In vivo bone and soft tissue response to injectable, biodegradable oligo(poly(ethylene glycol) fumarate) hydrogels.

This study was designed to assess in vivo bone and soft tissue behavior of novel oligo(poly(ethylene glycol) fumarate) (OPF) hydrogels using a rabbit model. In vitro degradation of the OPF hydrogels was also investigated in order to compare with in vivo characteristics. Four groups of OPF hydrogel implants were synthesized by alternation of crosslinking density, poly(ethylene glycol) (PEG) block length of OPF, and cell-binding peptide content. The in vitro degradation rate of OPF hydrogels increased with decreasing crosslinking density of hydrogels, which was characterized by measuring weight loss and swelling ratio of hydrogels and medium pH change. Examination of histological sections of the subcutaneous and cranial implants showed that an uniform thin circumferential fibrous capsule was formed around the OPF hydrogel implants.
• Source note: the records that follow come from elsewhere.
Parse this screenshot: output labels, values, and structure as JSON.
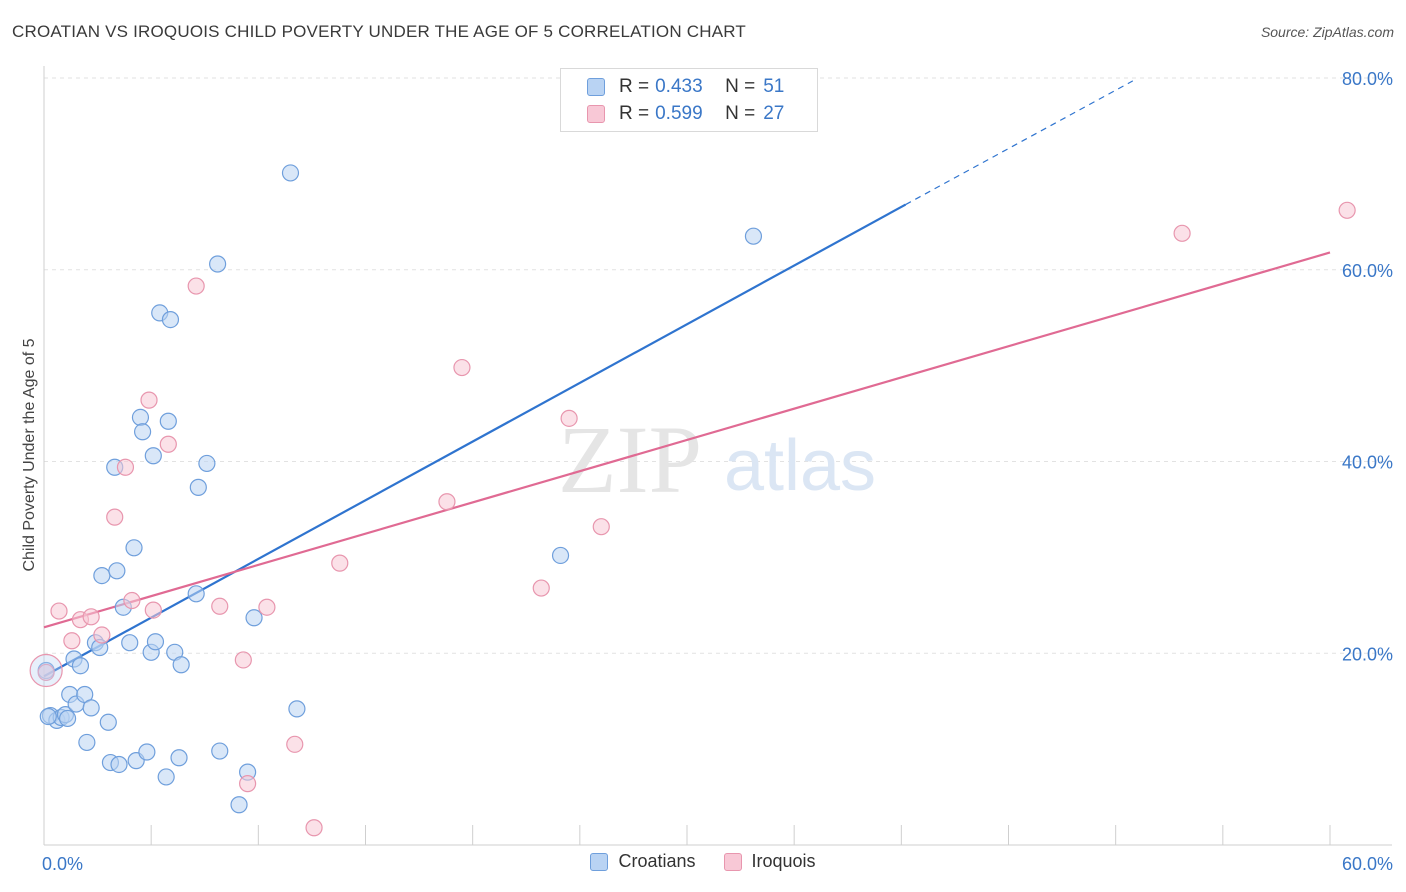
{
  "header": {
    "title": "CROATIAN VS IROQUOIS CHILD POVERTY UNDER THE AGE OF 5 CORRELATION CHART",
    "source": "Source: ZipAtlas.com"
  },
  "legend_top": {
    "rows": [
      {
        "r_label": "R =",
        "r_value": "0.433",
        "n_label": "N =",
        "n_value": "51"
      },
      {
        "r_label": "R =",
        "r_value": "0.599",
        "n_label": "N =",
        "n_value": "27"
      }
    ]
  },
  "legend_bottom": [
    {
      "label": "Croatians"
    },
    {
      "label": "Iroquois"
    }
  ],
  "watermark": {
    "part1": "ZIP",
    "part2": "atlas"
  },
  "colors": {
    "blue_fill": "#b9d3f3",
    "blue_stroke": "#6f9fdc",
    "blue_line": "#2f74cf",
    "pink_fill": "#f8c8d6",
    "pink_stroke": "#e896ae",
    "pink_line": "#e06a93",
    "accent_text": "#3a77c7",
    "grid": "#e2e2e2"
  },
  "chart_data": {
    "type": "scatter",
    "title": "CROATIAN VS IROQUOIS CHILD POVERTY UNDER THE AGE OF 5 CORRELATION CHART",
    "xlabel": "",
    "ylabel": "Child Poverty Under the Age of 5",
    "xlim": [
      0,
      60
    ],
    "ylim": [
      0,
      80
    ],
    "x_tick_labels": [
      "0.0%",
      "60.0%"
    ],
    "y_tick_labels": [
      "20.0%",
      "40.0%",
      "60.0%",
      "80.0%"
    ],
    "y_ticks": [
      20,
      40,
      60,
      80
    ],
    "grid": true,
    "series": [
      {
        "name": "Croatians",
        "r": 0.433,
        "n": 51,
        "trend": {
          "x0": 0,
          "y0": 17.6,
          "x1": 40.2,
          "y1": 66.8,
          "dash_to_x": 50.8,
          "dash_to_y": 79.7
        },
        "points": [
          [
            0.1,
            18.2
          ],
          [
            0.3,
            13.5
          ],
          [
            0.6,
            13.0
          ],
          [
            0.8,
            13.3
          ],
          [
            1.0,
            13.6
          ],
          [
            1.1,
            13.2
          ],
          [
            1.2,
            15.7
          ],
          [
            1.4,
            19.4
          ],
          [
            1.5,
            14.7
          ],
          [
            1.7,
            18.7
          ],
          [
            1.9,
            15.7
          ],
          [
            2.0,
            10.7
          ],
          [
            2.2,
            14.3
          ],
          [
            2.4,
            21.1
          ],
          [
            2.6,
            20.6
          ],
          [
            2.7,
            28.1
          ],
          [
            3.0,
            12.8
          ],
          [
            3.1,
            8.6
          ],
          [
            3.3,
            39.4
          ],
          [
            3.4,
            28.6
          ],
          [
            3.5,
            8.4
          ],
          [
            3.7,
            24.8
          ],
          [
            4.0,
            21.1
          ],
          [
            4.2,
            31.0
          ],
          [
            4.3,
            8.8
          ],
          [
            4.5,
            44.6
          ],
          [
            4.6,
            43.1
          ],
          [
            4.8,
            9.7
          ],
          [
            5.0,
            20.1
          ],
          [
            5.1,
            40.6
          ],
          [
            5.2,
            21.2
          ],
          [
            5.4,
            55.5
          ],
          [
            5.7,
            7.1
          ],
          [
            5.8,
            44.2
          ],
          [
            5.9,
            54.8
          ],
          [
            6.1,
            20.1
          ],
          [
            6.3,
            9.1
          ],
          [
            6.4,
            18.8
          ],
          [
            7.1,
            26.2
          ],
          [
            7.2,
            37.3
          ],
          [
            7.6,
            39.8
          ],
          [
            8.2,
            9.8
          ],
          [
            8.1,
            60.6
          ],
          [
            9.1,
            4.2
          ],
          [
            9.5,
            7.6
          ],
          [
            9.8,
            23.7
          ],
          [
            11.5,
            70.1
          ],
          [
            11.8,
            14.2
          ],
          [
            24.1,
            30.2
          ],
          [
            33.1,
            63.5
          ],
          [
            0.2,
            13.4
          ]
        ]
      },
      {
        "name": "Iroquois",
        "r": 0.599,
        "n": 27,
        "trend": {
          "x0": 0,
          "y0": 22.7,
          "x1": 60,
          "y1": 61.8
        },
        "points": [
          [
            0.1,
            18.0
          ],
          [
            0.7,
            24.4
          ],
          [
            1.3,
            21.3
          ],
          [
            1.7,
            23.5
          ],
          [
            2.2,
            23.8
          ],
          [
            2.7,
            21.9
          ],
          [
            3.3,
            34.2
          ],
          [
            3.8,
            39.4
          ],
          [
            4.1,
            25.5
          ],
          [
            4.9,
            46.4
          ],
          [
            5.1,
            24.5
          ],
          [
            5.8,
            41.8
          ],
          [
            7.1,
            58.3
          ],
          [
            8.2,
            24.9
          ],
          [
            9.3,
            19.3
          ],
          [
            9.5,
            6.4
          ],
          [
            10.4,
            24.8
          ],
          [
            11.7,
            10.5
          ],
          [
            12.6,
            1.8
          ],
          [
            13.8,
            29.4
          ],
          [
            18.8,
            35.8
          ],
          [
            19.5,
            49.8
          ],
          [
            23.2,
            26.8
          ],
          [
            24.5,
            44.5
          ],
          [
            26.0,
            33.2
          ],
          [
            53.1,
            63.8
          ],
          [
            60.8,
            66.2
          ]
        ]
      }
    ]
  }
}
Quantitative evaluation of the tissue response revealed that no statistical difference existed in capsule quality or thickness between implant groups, implantation sites or implantation times. At 4 weeks, there was a very limited number of inflammatory and multinuclear cells at the implant-fibrous capsule interface for all implants. However, at 12 weeks, OPF hydrogels with PEG block length of number average molecular weight 6090+/-90 showed extensive surface erosion and superficial fragmentation that was surrounded by a number of inflammatory cells, while OPF hydrogels with PEG block length of number average molecular weight 930+/-10 elicited minimal degradation. Constant fibrous capsule layers and number of inflammatory cells were observed regardless of the incorporation of cell-binding peptide and crosslinking density of OPF hydrogels with PEG block length of number average molecular weight 930+/-90. These results confirm that the degradation of implants can be controlled by tailoring the macromolecular structure of OPF hydrogels. Additionally, histological evaluation of implants proved that the OPF hydrogel is a promising material for biodegradable scaffolds in tissue engineering.